Target Price Upgrade and Earnings Visibility
The brokerage projects consolidated Ebitda CAGR of 23% over FY25–28E and maintains its ‘buy’ call, raising the target price to Rs 9,600 from Rs 9,330 earlier, indicating a 35.5% potential upside. Citi acknowledges that losses of around Rs 200 crore over FY26–27 from newly commissioned hospitals could keep hospital Ebitda margins broadly flattish at 24% in the near term. However, as these facilities ramp up, the brokerage expects over 100 bps margin expansion in FY28.
HealthCo Segment: A Value Creator
It also highlights that Apollo’s HealthCo segment is shifting from being a drag to becoming a value creator as offline pharmacies scale up, losses in Apollo 24×7 narrow, and the Keimed merger and eventual listing unlock a large high-growth consumer platform.
Core Hospital Business: Strong Earnings Visibility
On the core hospital business, Citi sees strong earnings visibility.
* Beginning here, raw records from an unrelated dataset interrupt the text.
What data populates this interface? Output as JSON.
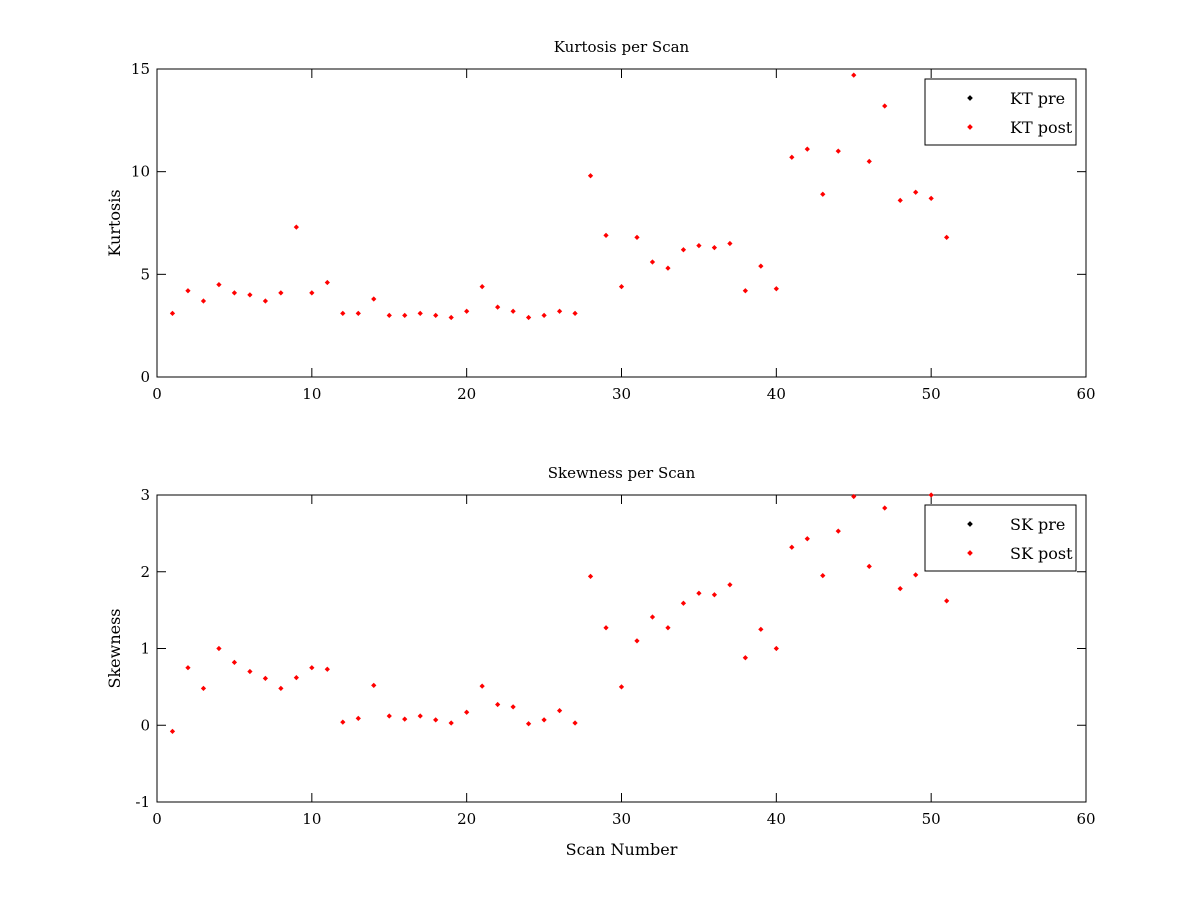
{
  "chart_data": [
    {
      "type": "scatter",
      "title": "Kurtosis per Scan",
      "xlabel": "",
      "ylabel": "Kurtosis",
      "xlim": [
        0,
        60
      ],
      "ylim": [
        0,
        15
      ],
      "xticks": [
        0,
        10,
        20,
        30,
        40,
        50,
        60
      ],
      "yticks": [
        0,
        5,
        10,
        15
      ],
      "grid": false,
      "legend_position": "top-right",
      "series": [
        {
          "name": "KT pre",
          "color": "#000000",
          "x": [],
          "y": []
        },
        {
          "name": "KT post",
          "color": "#ff0000",
          "x": [
            1,
            2,
            3,
            4,
            5,
            6,
            7,
            8,
            9,
            10,
            11,
            12,
            13,
            14,
            15,
            16,
            17,
            18,
            19,
            20,
            21,
            22,
            23,
            24,
            25,
            26,
            27,
            28,
            29,
            30,
            31,
            32,
            33,
            34,
            35,
            36,
            37,
            38,
            39,
            40,
            41,
            42,
            43,
            44,
            45,
            46,
            47,
            48,
            49,
            50,
            51
          ],
          "y": [
            3.1,
            4.2,
            3.7,
            4.5,
            4.1,
            4.0,
            3.7,
            4.1,
            7.3,
            4.1,
            4.6,
            3.1,
            3.1,
            3.8,
            3.0,
            3.0,
            3.1,
            3.0,
            2.9,
            3.2,
            4.4,
            3.4,
            3.2,
            2.9,
            3.0,
            3.2,
            3.1,
            9.8,
            6.9,
            4.4,
            6.8,
            5.6,
            5.3,
            6.2,
            6.4,
            6.3,
            6.5,
            4.2,
            5.4,
            4.3,
            10.7,
            11.1,
            8.9,
            11.0,
            14.7,
            10.5,
            13.2,
            8.6,
            9.0,
            8.7,
            6.8
          ]
        }
      ]
    },
    {
      "type": "scatter",
      "title": "Skewness per Scan",
      "xlabel": "Scan Number",
      "ylabel": "Skewness",
      "xlim": [
        0,
        60
      ],
      "ylim": [
        -1,
        3
      ],
      "xticks": [
        0,
        10,
        20,
        30,
        40,
        50,
        60
      ],
      "yticks": [
        -1,
        0,
        1,
        2,
        3
      ],
      "grid": false,
      "legend_position": "top-right",
      "series": [
        {
          "name": "SK pre",
          "color": "#000000",
          "x": [],
          "y": []
        },
        {
          "name": "SK post",
          "color": "#ff0000",
          "x": [
            1,
            2,
            3,
            4,
            5,
            6,
            7,
            8,
            9,
            10,
            11,
            12,
            13,
            14,
            15,
            16,
            17,
            18,
            19,
            20,
            21,
            22,
            23,
            24,
            25,
            26,
            27,
            28,
            29,
            30,
            31,
            32,
            33,
            34,
            35,
            36,
            37,
            38,
            39,
            40,
            41,
            42,
            43,
            44,
            45,
            46,
            47,
            48,
            49,
            50,
            51
          ],
          "y": [
            -0.08,
            0.75,
            0.48,
            1.0,
            0.82,
            0.7,
            0.61,
            0.48,
            0.62,
            0.75,
            0.73,
            0.04,
            0.09,
            0.52,
            0.12,
            0.08,
            0.12,
            0.07,
            0.03,
            0.17,
            0.51,
            0.27,
            0.24,
            0.02,
            0.07,
            0.19,
            0.03,
            1.94,
            1.27,
            0.5,
            1.1,
            1.41,
            1.27,
            1.59,
            1.72,
            1.7,
            1.83,
            0.88,
            1.25,
            1.0,
            2.32,
            2.43,
            1.95,
            2.53,
            2.98,
            2.07,
            2.83,
            1.78,
            1.96,
            3.0,
            1.62
          ]
        }
      ]
    }
  ]
}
Apollo is delivering mid-teens revenue growth, backed by expansion in Tier-1 cities, steady occupancies, and rising average revenue per occupied beds driven by a richer case mix. The disruption in Bangladesh patient inflow is already reflected in the base, and management expects the second half of the year to be stronger than the first half.
Risk-Reward Attractive
Citi says the HealthCo and pharmacy businesses are moving from drag to value creation. Losses have narrowed with offline and online pharmacy operations turning Ebitda-positive in FY25, and Apollo 24×7 expected to break even by end-FY26.
Investment Strategy
Calling the stock’s risk-reward attractive, Citi notes that Apollo has underperformed peers over the last one to two years and now trades at a discount to key listed players as well as below its own historical valuation band. Concerns around Bangladesh patient disruption and losses from new hospitals have contributed to this underperformance, but Citi believes these are already priced in. For investors looking to invest in the Indian stock market, Apollo Hospitals could be a viable option, given its strong earnings visibility and attractive valuations.
Conclusion
In conclusion, Apollo Hospitals Enterprise Ltd. has received a target price upgrade from Citi, citing attractive valuations and strong earnings visibility. The brokerage expects the company’s HealthCo segment to shift from being a drag to becoming a value creator, driven by the scaling up of offline pharmacies, narrowing losses in Apollo 24×7, and the Keimed merger. With a strong core hospital business and attractive valuations, Apollo Hospitals could be a viable option for investors looking to invest in the healthcare sector.